Since you know what a SE is and none of us does... why don't you define exactly what a SE is such that it is no longer a meaningless term?
__________________

SE, does that have anything to do with GPPs?

And lastly... what are cottages? I haven't been able to figure that one out yet.
 
Not even close. Neither of the economies futurehermit and Grey Fox describe can meaningfully be described as "based on specialists" with that few of them. Instead, "SE" has come to mean "any economy that uses specialists at all" which is, of course, all reasonable economies.

If you are getting the majority of your beakers from specialists/great people then it is a SE. Period.

In the example I described, I would be getting the majority of my beakers from the specialists (primarily through bulbing and trading, which provides a huge ton of beakers early-to-mid game) while the commerce cities are simply paying my huge maintenance bills from so much conquering.
 
SE is SE if you have none or only one cottaged city. More than one cottaged city means CE or hybrid IMHO.
 
It's not an SE if you have one city devoted to GP farm and the rest is cottaged. You should do that anyways! Even with two cities devoted to specialists, that's still just a bit more aggressive GP farming, which everyone should do (the at least one GP farm, that is).

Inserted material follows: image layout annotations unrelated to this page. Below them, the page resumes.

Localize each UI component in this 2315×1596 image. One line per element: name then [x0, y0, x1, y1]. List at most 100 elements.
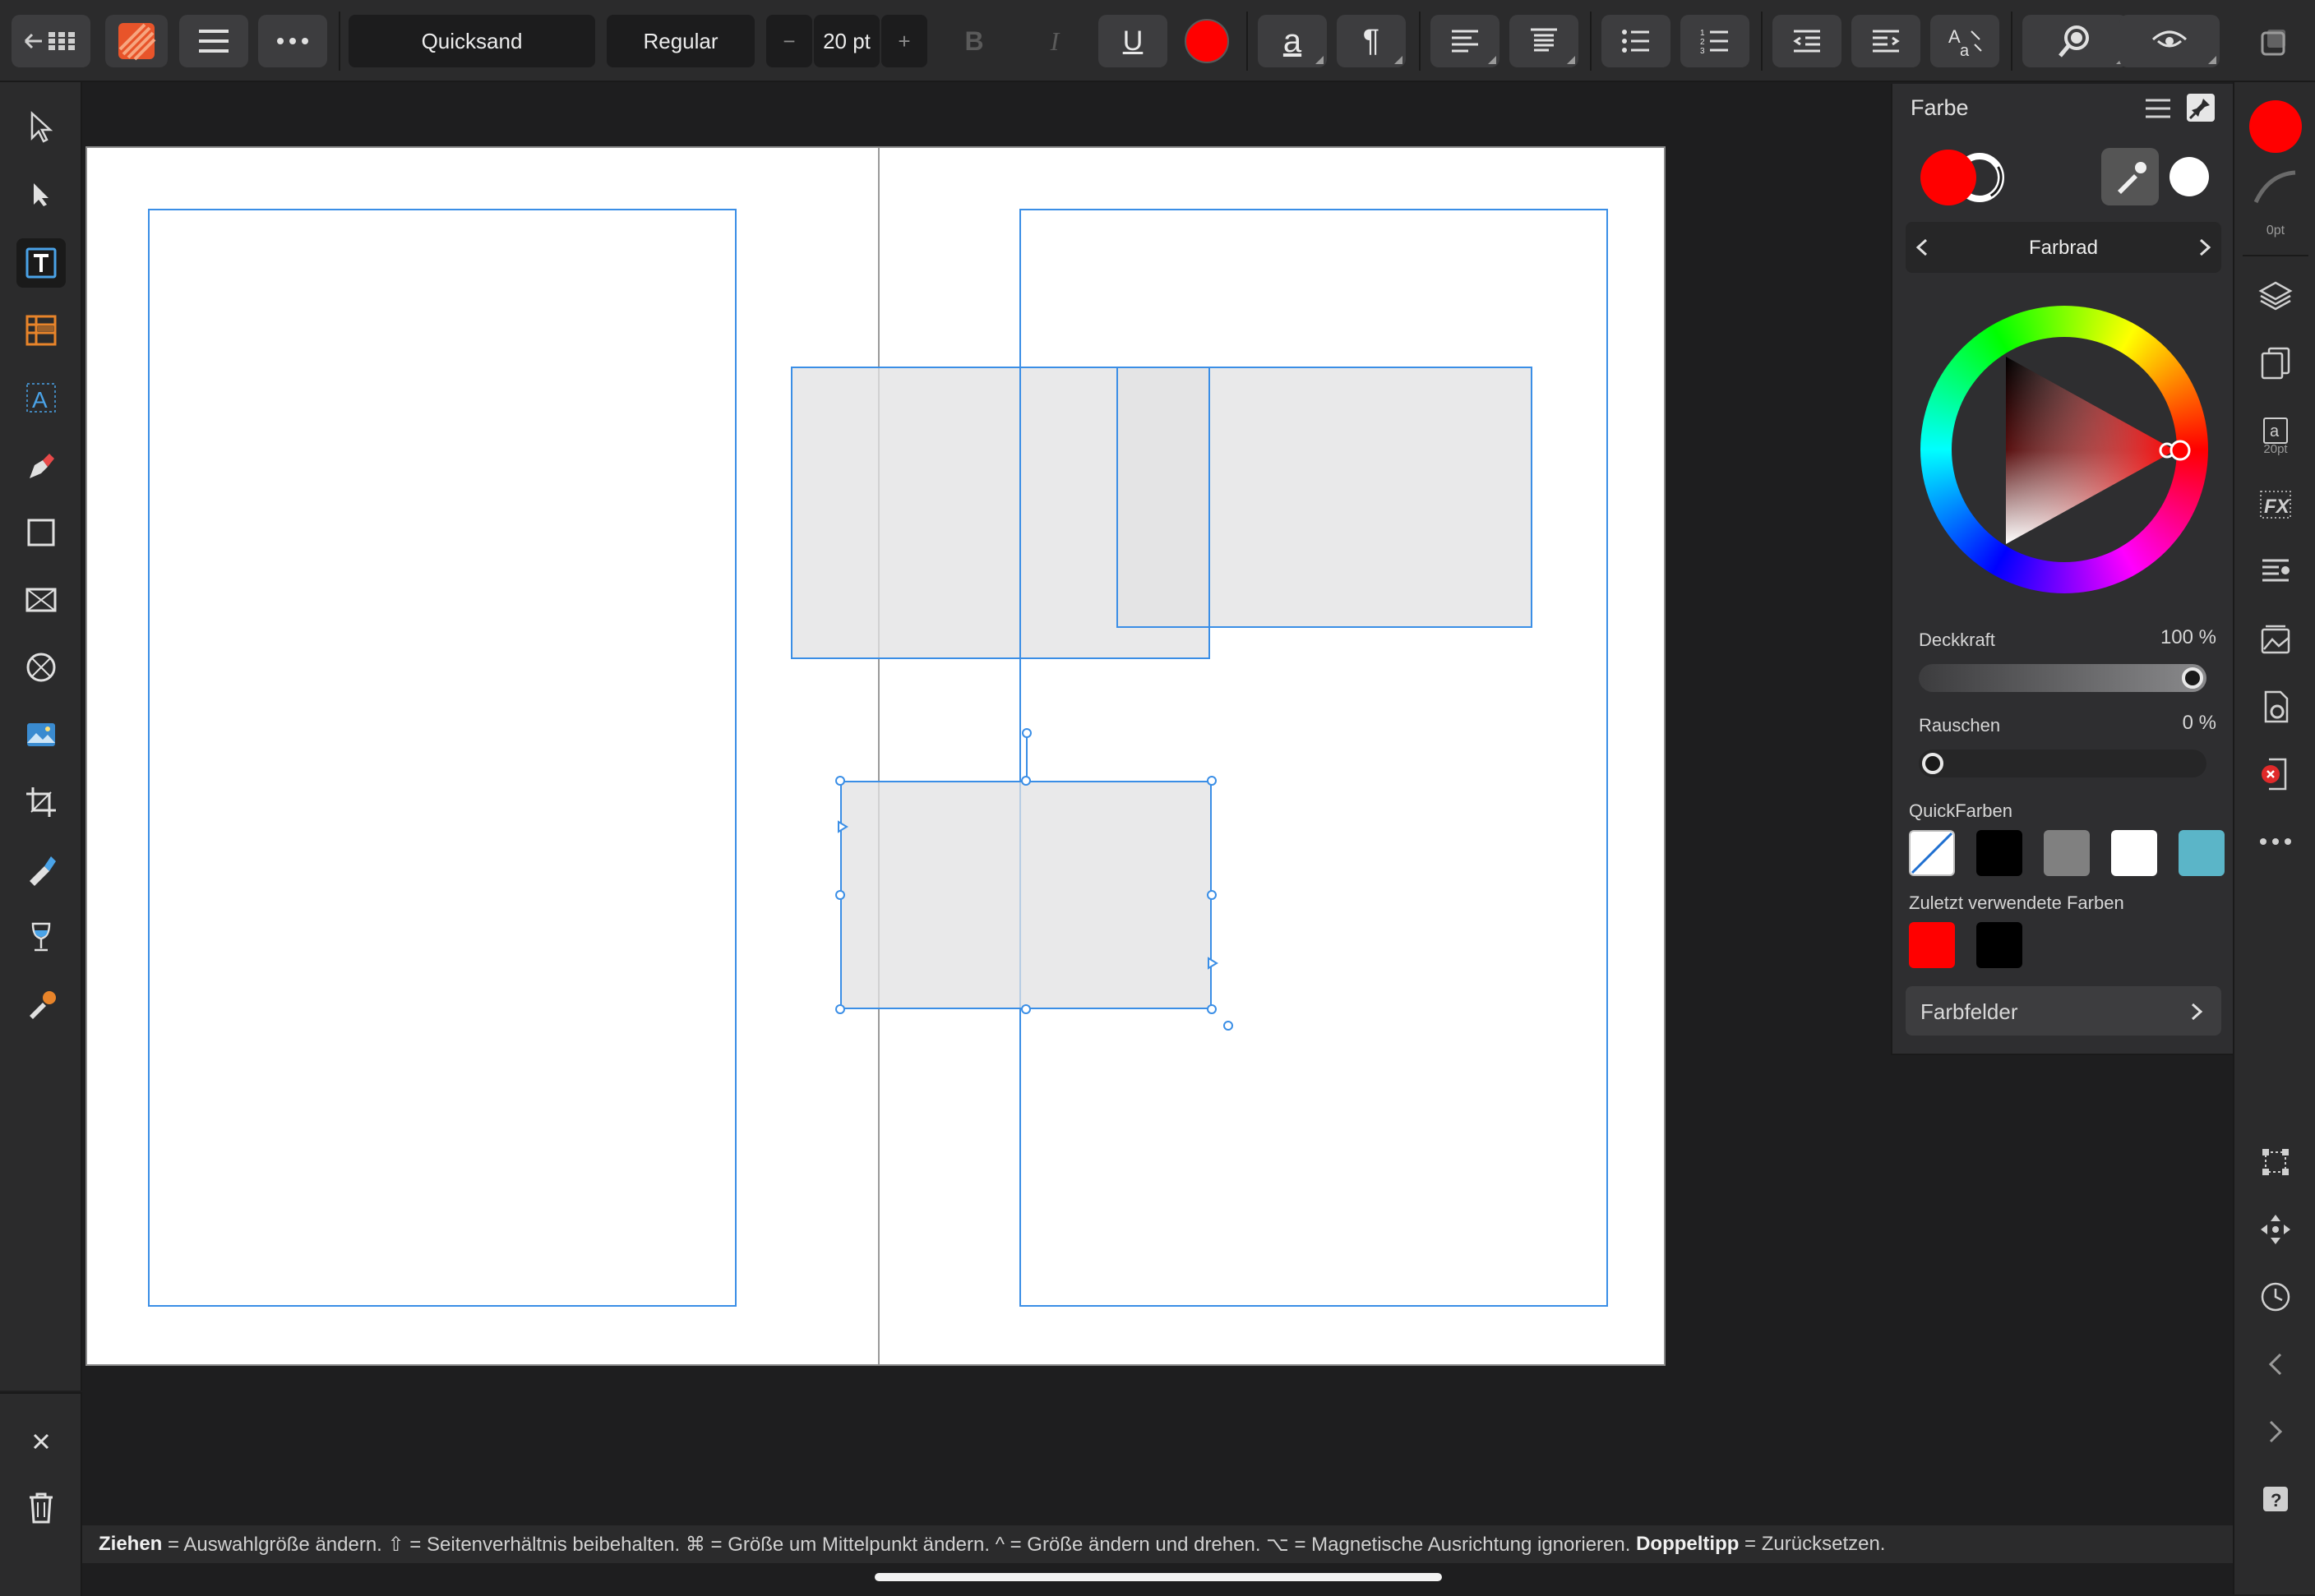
text-in-port-icon[interactable] — [837, 820, 848, 833]
preview-eye-icon — [2151, 30, 2188, 48]
picture-frame-tool[interactable] — [16, 575, 66, 625]
vector-brush-tool[interactable] — [16, 845, 66, 894]
document-menu-button[interactable] — [179, 15, 248, 67]
bold-button[interactable]: B — [954, 15, 995, 67]
underline-button[interactable]: U — [1098, 15, 1167, 67]
resize-handle[interactable] — [835, 890, 845, 900]
opacity-slider[interactable] — [1919, 664, 2206, 692]
stroke-icon[interactable] — [2253, 169, 2299, 205]
align-left-button[interactable] — [1430, 15, 1499, 67]
quick-color-swatch[interactable] — [1909, 830, 1955, 876]
noise-slider[interactable] — [1919, 750, 2206, 777]
move-tool[interactable] — [16, 102, 66, 151]
crop-tool[interactable] — [16, 777, 66, 827]
vertical-align-button[interactable] — [1509, 15, 1578, 67]
place-image-tool[interactable] — [16, 710, 66, 759]
shape-rectangle[interactable] — [1116, 367, 1532, 628]
noise-slider-knob[interactable] — [1922, 753, 1943, 774]
eyedropper-button[interactable] — [2101, 148, 2159, 205]
svg-text:a: a — [2270, 422, 2280, 441]
layers-panel-button[interactable] — [2251, 271, 2300, 321]
recent-color-swatch[interactable] — [1976, 922, 2022, 968]
zoom-button[interactable] — [2022, 15, 2128, 67]
increase-indent-button[interactable] — [1851, 15, 1920, 67]
preflight-button[interactable] — [2251, 750, 2300, 799]
current-fill-color-icon[interactable] — [2248, 99, 2303, 155]
pen-tool[interactable] — [16, 441, 66, 490]
decrease-indent-button[interactable] — [1772, 15, 1841, 67]
quick-color-swatch[interactable] — [2179, 830, 2225, 876]
no-fill-swatch-icon[interactable] — [2169, 156, 2210, 197]
color-mode-selector[interactable]: Farbrad — [1906, 222, 2221, 273]
more-menu-button[interactable] — [258, 15, 327, 67]
selected-rectangle[interactable] — [840, 781, 1212, 1009]
preview-mode-button[interactable] — [2119, 15, 2220, 67]
node-tool[interactable] — [16, 169, 66, 219]
help-button[interactable]: ? — [2251, 1474, 2300, 1524]
italic-button[interactable]: I — [1034, 15, 1075, 67]
saturation-triangle[interactable] — [1920, 306, 2208, 593]
document-settings-button[interactable] — [2251, 682, 2300, 731]
opacity-slider-knob[interactable] — [2182, 667, 2203, 689]
color-picker-tool[interactable] — [16, 980, 66, 1029]
font-size-field[interactable]: 20 pt — [814, 15, 880, 67]
font-size-decrease-button[interactable]: − — [766, 15, 812, 67]
back-to-documents-button[interactable] — [12, 15, 90, 67]
quick-color-swatch[interactable] — [1976, 830, 2022, 876]
resize-handle[interactable] — [835, 1004, 845, 1014]
resize-handle[interactable] — [1207, 1004, 1217, 1014]
chevron-right-icon[interactable] — [2198, 238, 2211, 256]
ellipse-frame-tool[interactable] — [16, 643, 66, 692]
quick-color-swatch[interactable] — [2111, 830, 2157, 876]
resize-handle[interactable] — [1021, 776, 1031, 786]
effects-panel-button[interactable]: FX — [2251, 480, 2300, 529]
rectangle-tool[interactable] — [16, 508, 66, 557]
home-indicator[interactable] — [875, 1573, 1442, 1581]
artistic-text-tool[interactable]: A — [16, 373, 66, 422]
table-tool[interactable] — [16, 306, 66, 355]
close-button[interactable] — [16, 1417, 66, 1466]
navigator-button[interactable] — [2251, 1205, 2300, 1254]
text-out-port-icon[interactable] — [1207, 957, 1218, 970]
quick-color-swatch[interactable] — [2044, 830, 2090, 876]
resize-handle[interactable] — [1021, 1004, 1031, 1014]
text-style-button[interactable]: Aa — [1930, 15, 1999, 67]
delete-button[interactable] — [16, 1483, 66, 1532]
swatches-button[interactable]: Farbfelder — [1906, 986, 2221, 1036]
more-panels-button[interactable] — [2251, 817, 2300, 866]
redo-button[interactable] — [2251, 1407, 2300, 1456]
recent-color-swatch[interactable] — [1909, 922, 1955, 968]
undo-button[interactable] — [2251, 1340, 2300, 1389]
resource-manager-button[interactable] — [2251, 615, 2300, 664]
spine-guide — [878, 148, 880, 1364]
chevron-left-icon[interactable] — [1915, 238, 1929, 256]
history-button[interactable] — [2251, 1272, 2300, 1322]
bullet-list-button[interactable] — [1601, 15, 1670, 67]
text-styles-panel-button[interactable] — [2251, 547, 2300, 597]
panel-menu-icon[interactable] — [2144, 97, 2172, 120]
magnifier-icon — [2059, 25, 2089, 58]
pin-panel-button[interactable] — [2187, 94, 2215, 122]
rotate-corner-handle[interactable] — [1223, 1021, 1233, 1031]
fill-stroke-selector[interactable] — [1917, 146, 2016, 209]
font-size-increase-button[interactable]: + — [881, 15, 927, 67]
resize-handle[interactable] — [835, 776, 845, 786]
font-style-field[interactable]: Regular — [607, 15, 755, 67]
resize-handle[interactable] — [1207, 890, 1217, 900]
text-color-button[interactable] — [1184, 18, 1230, 64]
fill-tool[interactable] — [16, 912, 66, 962]
transform-panel-button[interactable] — [2251, 1137, 2300, 1187]
pages-panel-button[interactable] — [2251, 339, 2300, 388]
rotation-handle[interactable] — [1022, 728, 1032, 738]
app-menu-button[interactable] — [105, 15, 168, 67]
frame-text-tool[interactable] — [16, 238, 66, 288]
hint-drag-label: Ziehen — [99, 1533, 163, 1555]
resize-handle[interactable] — [1207, 776, 1217, 786]
fullscreen-button[interactable] — [2256, 26, 2289, 59]
numbered-list-button[interactable]: 123 — [1680, 15, 1749, 67]
character-panel-button[interactable]: a — [1258, 15, 1327, 67]
font-family-field[interactable]: Quicksand — [349, 15, 595, 67]
paragraph-panel-button[interactable]: ¶ — [1337, 15, 1406, 67]
document-spread[interactable] — [85, 146, 1666, 1366]
opacity-value: 100 % — [2160, 626, 2216, 648]
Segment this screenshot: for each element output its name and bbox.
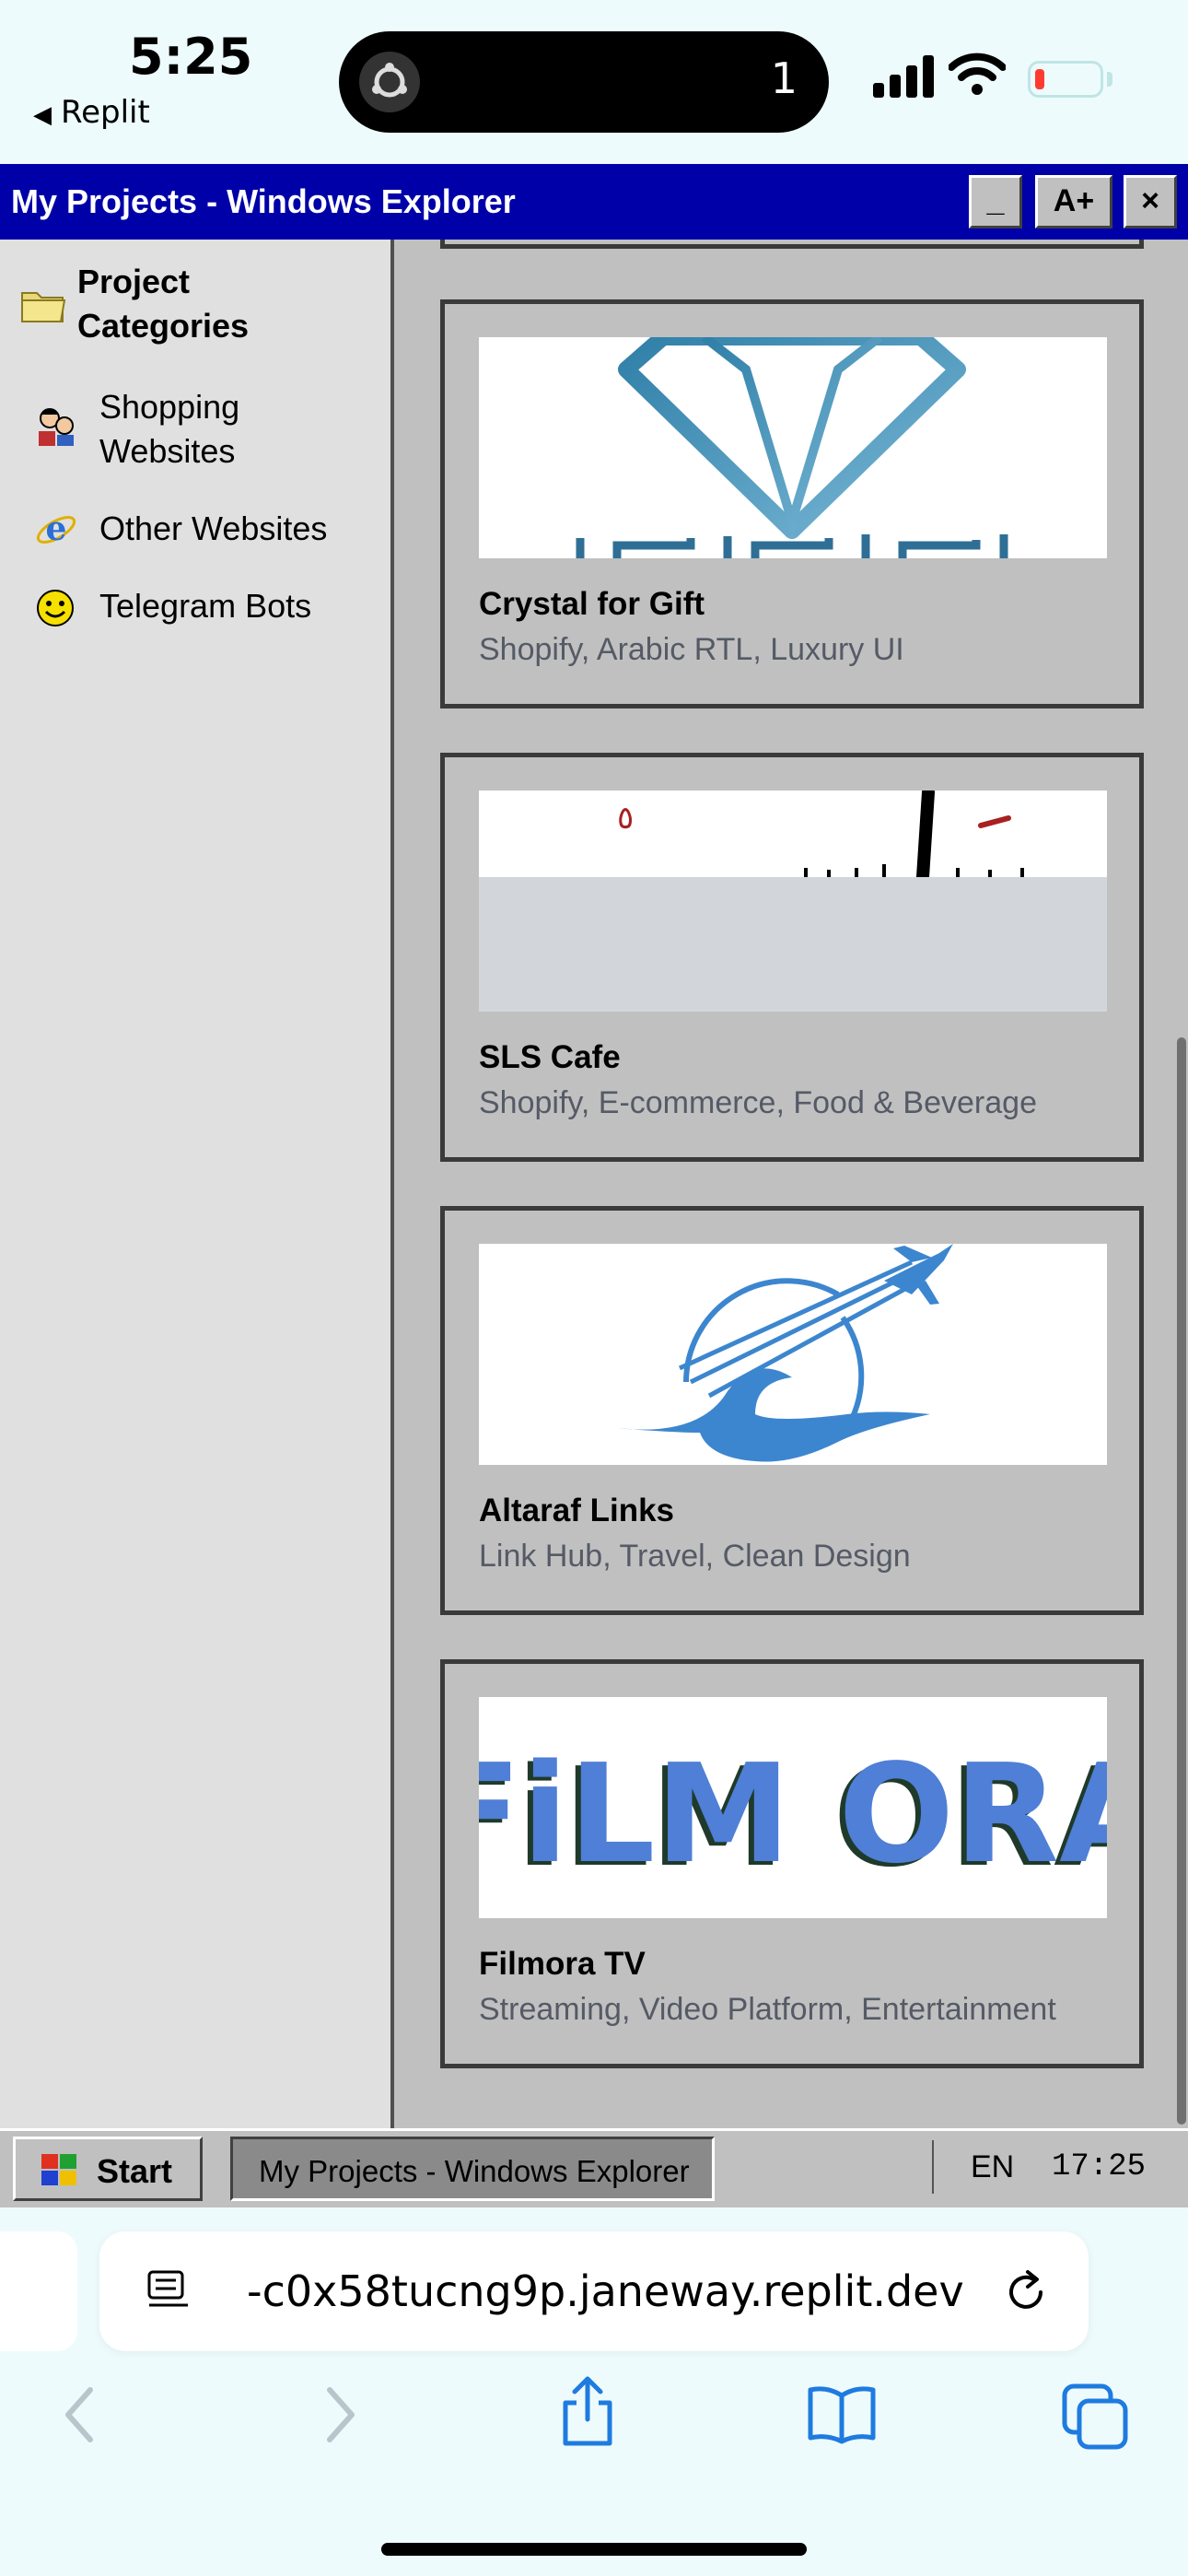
window-title: My Projects - Windows Explorer — [11, 182, 516, 220]
project-card[interactable]: Crystal for Gift Shopify, Arabic RTL, Lu… — [440, 299, 1144, 708]
dynamic-island[interactable]: 1 — [339, 31, 829, 133]
scrollbar-thumb[interactable] — [1177, 1037, 1186, 2125]
project-name: SLS Cafe — [479, 1039, 621, 1075]
battery-level — [1035, 69, 1044, 89]
project-thumbnail: ٥ — [479, 790, 1107, 1012]
sidebar: Project Categories Shopping Websites e O… — [0, 240, 394, 2128]
taskbar-window-label: My Projects - Windows Explorer — [259, 2154, 690, 2188]
back-to-app-link[interactable]: ◀ Replit — [33, 94, 150, 131]
url-text: -c0x58tucng9p.janeway.replit.dev — [247, 2266, 964, 2316]
content-scrollbar[interactable] — [1173, 240, 1188, 2128]
back-triangle-icon: ◀ — [33, 101, 52, 129]
tray-clock: 17:25 — [1052, 2149, 1147, 2184]
project-tags: Streaming, Video Platform, Entertainment — [479, 1992, 1056, 2027]
plane-wave-logo-icon — [617, 1244, 953, 1462]
project-card-previous[interactable] — [440, 240, 1144, 249]
tray-language[interactable]: EN — [971, 2149, 1014, 2185]
minimize-button[interactable]: _ — [969, 175, 1022, 228]
safari-toolbar: -c0x58tucng9p.janeway.replit.dev — [0, 2207, 1188, 2576]
wifi-icon — [948, 52, 1007, 100]
diamond-logo-icon — [576, 337, 1008, 558]
sidebar-item-label: Other Websites — [99, 509, 328, 547]
sidebar-heading-label: Project Categories — [77, 263, 250, 345]
back-arrow-icon[interactable] — [57, 2383, 103, 2452]
logo-text: FiLM ORA — [479, 1735, 1107, 1893]
windows-logo-icon — [38, 2152, 82, 2194]
sidebar-item-label: Shopping Websites — [99, 388, 240, 470]
font-size-button[interactable]: A+ — [1035, 175, 1112, 228]
reload-icon[interactable] — [1002, 2268, 1050, 2321]
internet-explorer-icon: e — [33, 507, 79, 557]
sidebar-item-label: Telegram Bots — [99, 587, 312, 625]
project-tags: Shopify, E-commerce, Food & Beverage — [479, 1085, 1037, 1120]
address-bar[interactable]: -c0x58tucng9p.janeway.replit.dev — [99, 2231, 1089, 2351]
project-thumbnail: FiLM ORA FiLM ORA — [479, 1697, 1107, 1918]
project-thumbnail — [479, 1244, 1107, 1465]
filmora-logo-icon: FiLM ORA FiLM ORA — [479, 1735, 1107, 1897]
battery-nub — [1107, 72, 1112, 87]
share-icon[interactable] — [558, 2375, 617, 2453]
page-menu-icon[interactable] — [146, 2268, 192, 2319]
project-card[interactable]: FiLM ORA FiLM ORA Filmora TV Streaming, … — [440, 1659, 1144, 2068]
project-tags: Link Hub, Travel, Clean Design — [479, 1539, 911, 1574]
project-card[interactable]: ٥ SLS Cafe Shopify, E-commerce, Food & B… — [440, 753, 1144, 1162]
project-thumbnail — [479, 337, 1107, 558]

An SE is when you run most, if not all, cities with farms and specialists. You barely have any commerce. Whereas you would pay maintenance and maintain research with the commerce slider, this way you do it with the various assignments of specialists. It should be a relatively frequent situation (especially when warring) to have a negative income with 0% science, but still tech perfectly well and then reassign specialists to merchants to pay the maintenance.